From: mquigley@ncd.gov  (Mark Quigley)
 
 

NEWS FEATURE NCD #02-385
September 10, 2002
Contact: Mark S. Quigley
202-272-2004
202-272-2074 TTY

National Council on Disability Feature:
Homeland Security, September 11, and People with Disabilities



WASHINGTON-The National Council on Disability (NCD) released its 2001 annual National Disability Policy: A Progress Report (http://www.ncd.gov/newsroom/publications/progressreport_07-26-02.html ) on July 26, 2002. The Report highlights a number of issues including homeland security and its impact on people with disabilities.

From a term that would have evoked various interpretations and a great deal of puzzlement among the general public as recently as last summer, "homeland security" has emerged as a central concern of government and citizens and as a major component of national, state, and local budgets. As we commemorate the horrific occurrences of September 11, 2001, and as we plan for how our nation will respond to contingencies that we all hope will never occur again, the presence among us of 54 million Americans with disabilities must not be overlooked or forgotten.

Experience in the grim and terrifying hours of September 11 illustrates many of the issues facing this segment of our population.

* People who are deaf often could not follow news reports on TV, because of the lack of captions. If life-and-death instructions were conveyed by the emergency warning broadcast system today, would their accessibility to people who cannot hear be ensured?
* Evacuation plans for major buildings and facilities did not always include provisions to ensure that people with disabilities could have an equal chance of exiting the building. If a major facility had to be evacuated today, would occupants who are blind have the means of knowing the location of emergency exits? Would people using wheelchairs know where to go or what to do if elevators were turned off? Would people who cannot hear be alerted by visual alarms to the need for swift action? Would people with vocal communication disabilities be heard when rescuers searched for those in need of help?

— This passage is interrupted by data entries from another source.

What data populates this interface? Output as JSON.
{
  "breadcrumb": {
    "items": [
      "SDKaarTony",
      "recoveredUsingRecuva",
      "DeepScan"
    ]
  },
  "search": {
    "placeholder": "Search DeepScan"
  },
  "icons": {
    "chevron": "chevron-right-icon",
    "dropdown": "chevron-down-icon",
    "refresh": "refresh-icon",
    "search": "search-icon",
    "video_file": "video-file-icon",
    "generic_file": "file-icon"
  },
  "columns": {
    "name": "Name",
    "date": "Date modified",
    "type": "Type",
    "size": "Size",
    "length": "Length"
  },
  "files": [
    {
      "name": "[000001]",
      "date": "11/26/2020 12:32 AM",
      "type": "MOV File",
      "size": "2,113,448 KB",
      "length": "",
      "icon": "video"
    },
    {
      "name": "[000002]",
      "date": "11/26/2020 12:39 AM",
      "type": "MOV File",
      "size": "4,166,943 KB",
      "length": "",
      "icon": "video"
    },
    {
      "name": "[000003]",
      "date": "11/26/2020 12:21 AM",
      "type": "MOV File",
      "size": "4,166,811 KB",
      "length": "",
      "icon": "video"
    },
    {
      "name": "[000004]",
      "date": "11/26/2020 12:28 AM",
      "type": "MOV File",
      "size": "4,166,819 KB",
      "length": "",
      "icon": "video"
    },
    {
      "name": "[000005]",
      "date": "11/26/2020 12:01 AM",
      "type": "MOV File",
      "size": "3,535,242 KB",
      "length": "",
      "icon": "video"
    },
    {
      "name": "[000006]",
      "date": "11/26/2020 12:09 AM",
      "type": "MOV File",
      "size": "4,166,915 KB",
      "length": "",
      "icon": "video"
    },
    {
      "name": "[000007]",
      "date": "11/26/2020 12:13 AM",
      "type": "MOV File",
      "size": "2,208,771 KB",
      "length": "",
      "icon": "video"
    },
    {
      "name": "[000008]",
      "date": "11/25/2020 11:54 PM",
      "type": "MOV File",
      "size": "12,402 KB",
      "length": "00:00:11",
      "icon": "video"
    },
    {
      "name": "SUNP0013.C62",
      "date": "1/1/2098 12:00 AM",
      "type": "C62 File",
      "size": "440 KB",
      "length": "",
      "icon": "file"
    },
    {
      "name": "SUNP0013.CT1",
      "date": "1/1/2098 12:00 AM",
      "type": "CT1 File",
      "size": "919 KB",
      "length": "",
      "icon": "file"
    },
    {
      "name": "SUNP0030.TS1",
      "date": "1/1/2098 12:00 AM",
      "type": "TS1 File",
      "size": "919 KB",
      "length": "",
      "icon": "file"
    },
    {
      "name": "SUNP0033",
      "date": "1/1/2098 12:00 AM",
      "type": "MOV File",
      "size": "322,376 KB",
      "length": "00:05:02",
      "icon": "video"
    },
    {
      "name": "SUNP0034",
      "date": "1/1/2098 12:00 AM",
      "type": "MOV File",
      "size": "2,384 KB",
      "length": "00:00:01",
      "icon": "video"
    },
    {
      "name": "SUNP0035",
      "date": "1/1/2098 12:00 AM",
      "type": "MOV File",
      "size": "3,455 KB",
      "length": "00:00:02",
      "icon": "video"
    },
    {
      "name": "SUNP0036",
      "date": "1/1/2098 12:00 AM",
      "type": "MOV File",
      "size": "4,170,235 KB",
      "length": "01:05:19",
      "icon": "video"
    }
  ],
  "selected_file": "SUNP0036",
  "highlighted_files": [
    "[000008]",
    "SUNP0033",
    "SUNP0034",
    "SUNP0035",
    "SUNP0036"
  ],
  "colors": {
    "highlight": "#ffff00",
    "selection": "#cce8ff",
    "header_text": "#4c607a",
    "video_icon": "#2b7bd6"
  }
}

To put the matter in yet starker terms, if a nuclear facility were to be the target of terrorism and public health officials were to distribute potassium iodide to protect the populace against the effects of radiation, would people with disabilities know where to get it, have physical access to the distribution centers, be able to open the packages or seals, or be able to read the usage instructions?

As the imperatives of domestic security and national preparedness make more vividly clear than ever, these concerns are far from abstract. It is easy to say that someone would help them, would do it for them, but is that comforting expectation enough? In too many instances, NCD has learned of the emergence of assumptions and stereotypes of people with disabilities-for example, restricting the access of people with disabilities to lower levels of workplaces, places of public accommodations, and housing. This treatment flies in the face of the closely held values of independence and freedom in the disability community.

The recently published NCD Progress Report covers many issues bearing on the equality of opportunity and equality of treatment. These do not cease to be real in the face of emergency. Let us learn from our tragedy and let us use our solidarity and shared sense of national purpose to ensure accessibility and equality, not only in our reaction to danger but as well in the pursuit of our hopes. The values we embrace and offer to others are not values for some. They are nothing if not values for all.